Done is done, it cannot be made undone.

(from Aulularia by Plautus)


Notes on Reflection

This isn’t an attempt to patronize the reader, but I’ll clarify the entire story for the record; you’ve just explored the mind of Norstein Bekkler, whose life began as a small boy in a family of eight around the year 600 or so and ended up as a synthetic “Mystic” with nothing left to him but his memories. I wanted to take a character and give an entire history behind him/her, and I feel that Bekkler was one of the most ignored characters in the CT universe. He must have some history, because he is a magician (as Belthasar points out in the game) living in a world where Magic had long been outlawed among humans. He obviously isn’t human, but I figured he must have some sort of tie to humanity.
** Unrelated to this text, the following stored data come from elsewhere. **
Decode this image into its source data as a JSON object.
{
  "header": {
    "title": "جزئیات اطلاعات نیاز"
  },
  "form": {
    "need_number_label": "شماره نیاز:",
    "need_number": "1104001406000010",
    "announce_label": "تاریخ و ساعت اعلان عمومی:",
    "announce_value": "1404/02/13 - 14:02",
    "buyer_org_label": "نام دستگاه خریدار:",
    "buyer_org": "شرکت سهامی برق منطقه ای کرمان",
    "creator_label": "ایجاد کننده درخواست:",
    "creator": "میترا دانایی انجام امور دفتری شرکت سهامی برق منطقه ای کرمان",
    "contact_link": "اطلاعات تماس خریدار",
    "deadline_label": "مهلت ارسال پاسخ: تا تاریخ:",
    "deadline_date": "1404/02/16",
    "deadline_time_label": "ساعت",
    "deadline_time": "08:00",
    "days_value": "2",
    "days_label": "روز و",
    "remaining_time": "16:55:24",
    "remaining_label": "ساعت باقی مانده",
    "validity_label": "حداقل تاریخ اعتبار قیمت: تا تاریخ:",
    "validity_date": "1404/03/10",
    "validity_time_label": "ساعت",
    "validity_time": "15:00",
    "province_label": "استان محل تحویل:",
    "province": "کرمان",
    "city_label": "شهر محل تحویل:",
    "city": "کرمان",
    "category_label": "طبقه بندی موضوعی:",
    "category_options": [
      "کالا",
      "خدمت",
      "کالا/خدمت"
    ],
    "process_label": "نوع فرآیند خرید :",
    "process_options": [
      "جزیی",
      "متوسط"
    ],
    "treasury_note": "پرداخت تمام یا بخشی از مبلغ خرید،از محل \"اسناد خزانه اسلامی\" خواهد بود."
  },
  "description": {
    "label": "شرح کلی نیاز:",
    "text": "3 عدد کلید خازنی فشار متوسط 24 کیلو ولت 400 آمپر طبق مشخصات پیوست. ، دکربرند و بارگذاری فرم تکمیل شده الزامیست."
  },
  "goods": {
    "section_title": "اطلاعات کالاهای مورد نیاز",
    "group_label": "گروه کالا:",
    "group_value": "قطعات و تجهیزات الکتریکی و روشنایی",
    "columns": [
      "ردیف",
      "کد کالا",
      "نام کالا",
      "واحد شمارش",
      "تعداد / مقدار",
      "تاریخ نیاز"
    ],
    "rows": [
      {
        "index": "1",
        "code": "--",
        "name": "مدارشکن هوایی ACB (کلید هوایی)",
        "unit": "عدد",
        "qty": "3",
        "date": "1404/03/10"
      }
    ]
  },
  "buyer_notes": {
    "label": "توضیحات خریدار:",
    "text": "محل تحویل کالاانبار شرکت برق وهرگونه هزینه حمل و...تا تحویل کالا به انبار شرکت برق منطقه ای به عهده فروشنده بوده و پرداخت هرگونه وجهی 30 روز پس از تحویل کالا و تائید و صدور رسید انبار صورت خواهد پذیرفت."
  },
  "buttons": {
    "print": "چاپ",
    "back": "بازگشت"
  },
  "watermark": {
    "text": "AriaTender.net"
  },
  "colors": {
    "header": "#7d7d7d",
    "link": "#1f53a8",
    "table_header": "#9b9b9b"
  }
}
Hence the “formerly human” aspect of his existence.

As Marle, Lucca, and Magus enter Bekkler’s tent at the Millennial Fair to ask for a clone of Crono, he recognizes Marle’s resemblance to Queen Leene and starts thinking about his youth in the Middle Ages. After he distinguishes Magus as a Mystic (if not their very leader), he recalls what it was like to be a subject of their experimentation into creating Magic-wielding soldiers out of human beings. Finally, seeing his face reflected in Lucca’s glasses serves as kind of a reminder that he is still a very real being, and can still act without falling prey to his memories.

Overall, I wanted to paint a portrait of a character who, while appearing stable on the outside, was racked with emotions and visions of the past. This story took a lot of revisions, and over half a year to perfect. I tried not to let it ramble on too long, since it was my intention to keep the subject a secret until the second to last line.

I'd like to thank Nightsong of the Fantasy Finale Arts Association for proofreading this and giving me his input; I couldn't have done it without a well-read critic. I hope you enjoyed reading this, and rest assured that Norstein Bekkler will not fade back into obscurity before I’m done writing all of the fiction I’ve planned. Thank you for reading my work.